There is always that feeling of mild sorrow when leaving a place where you stayed even for a bit. A part of you stays behind no matter what. When we left in the morning, the cabin that was our home for one night was inundated by bright sunlight. It looked pretty and inviting. Places where you share laughs and snuggles always do.
We crossed a frozen lake, following our own tracks from yesterday. Deep enough wells lined with hoarfrost that looked like tiny evergreens. As if a white forest grew in each of them. The four of us and pup too, we left tracks that danced together and trampled in each other’s steps all the way to the cabin. Now we were trekking back. So much sun to walk with us. That only the pup pranced is because we were rather weighted down by winter gear. But our hearts did, alongside her.
We traversed the first lake and followed a path through the woods. Tall swaying trees decorated with big clumps of snow, lichens and sunshine guarded the trail and the magic of walking among them was unsurpassable. There were holes in the snow that were filled with blue light and you wanted to be small enough to slide right in and marvel at the world of light filtered through ice crystals piled on top of each other.
Magic, yes. Boys chattering behind the supply sled that Max pulled, and pup and I walking ahead and announcing dead-fall crossings. Ever heard the music of trees swaying in a gentle breeze? It’s yet another kind of mystery that the forest envelops you with.
There are tracks of bunnies and squirrels and mice too, the tiniest of all, and my camera is asleep due to cold temperatures so we only stare at them and imagine the stories that go with each, grateful for yesterday’s glimpses that got photographed. This is what I always wish for. Time to be. Present so we can see each other…
We are in the heart of the snowy woods, no notifications on any devices, just furtive glances that speak of winter-kissed red cheeks, simple joy, togetherness and being able to steal some time together, away from a fast-moving world that often makes us feel we have long misplaced the brakes of it. Hence the speed and craziness. Hence the need to trek away from it at times.
We reach the half point; there’s some sighs, tiredness, and laughter at the pup’s antics. She buries her face in the snow, swims, and crawls through the white thick waves of brightness, checks in with us and dives in yet another pile that might or might not contain a mouse somewhere at the bottom. Worth a shot.
We reach the second lake and follow thick translucent snowmobile tracks.
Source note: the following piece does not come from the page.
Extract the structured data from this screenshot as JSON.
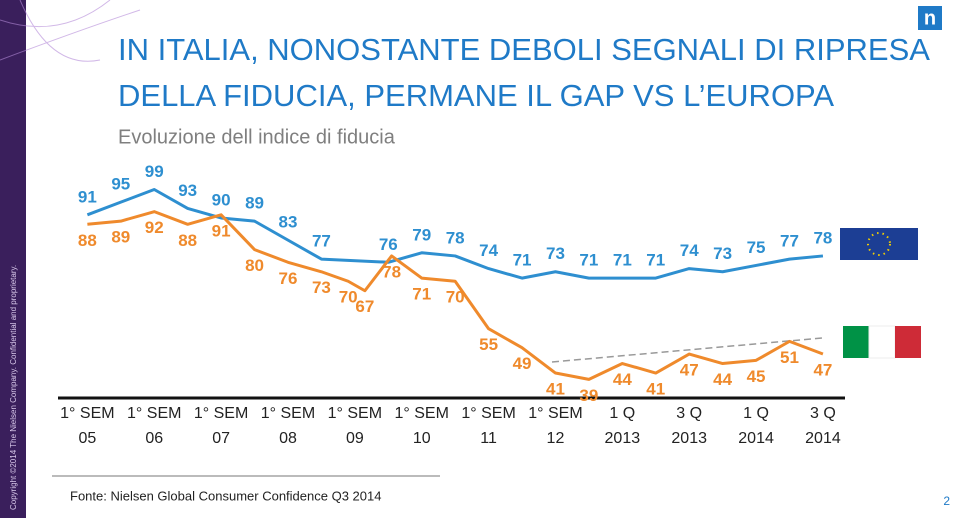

They had churned the slushy overflow on the lake and now it’s all frozen, thick tracks and small bumps of ice as if the whole lake was churning and a big freeze came and put an end to all that movement. It’s quiet and sunny and the pup follows the scent of coyotes. This way and that, she smells the snow, the air, she sniffs at sunshine that carries smells though to us it’s but a storm of bright air that moves cold and swift over our faces. So much sunshine.
Reeds are frozen from the waist up and we wind our way through, around an island that sits just as frozen. The wind stops pinching our cheeks. Boys and pup tussle in the snow, small hands turn red and itchy and the trek has to end soon or else. It’s been a long morning of many steps through snowy woods where traps of dead-fall lay shamelessly thick and cumbersome at times.
We woke up early because early morning often turns drafty and cold in old cabins, when the fire decides to snooze some too.
The boys were snuggled up in the loft for half the night. Then the air got too hot. Nighttime crawling with sleeping bags is but part of it all. They snuggled with us and pup, close to the stove; there were whispers and shushing and pup barking at times because the woods are never silent at night and she knows that better than us.
We had played games before bedtime and candlelight was sweetly enveloping us with soft light but it was hard to see the pieces and writing on cards. So we turned to stories; some were spooky, some had tiny pups and adventures in them, some had rhymes and laughter and continued all the way until we all stepped outside, pup too, and stared at a sky that had stars exploded all over it. Every time we find ourselves under the night sky where numbers lose their meaning, we’re in awe and silent, aware of the privilege of seeing it all and together. The moon was a bright crescent, a scythe that harvests heaps of magic for us to hold in thick, heart-filling bouquets. Forever may exist after all.
We put out the candles when words turned lazy and slow. The fire was still on in the stove and we curled up with sweaters and jackets for pillows, and the pup allowed to nestle next to us. Loaded with hugs and giggled, the boys crawled up into the loft, and their whispers became soft breathing and neither of us could tell who said what last because somehow all became quiet until the pup stirred and growled softly, which was in the middle of the night when all is but shadows and whispers of dreams. We were safe, we always are. Togetherness has something to do with it.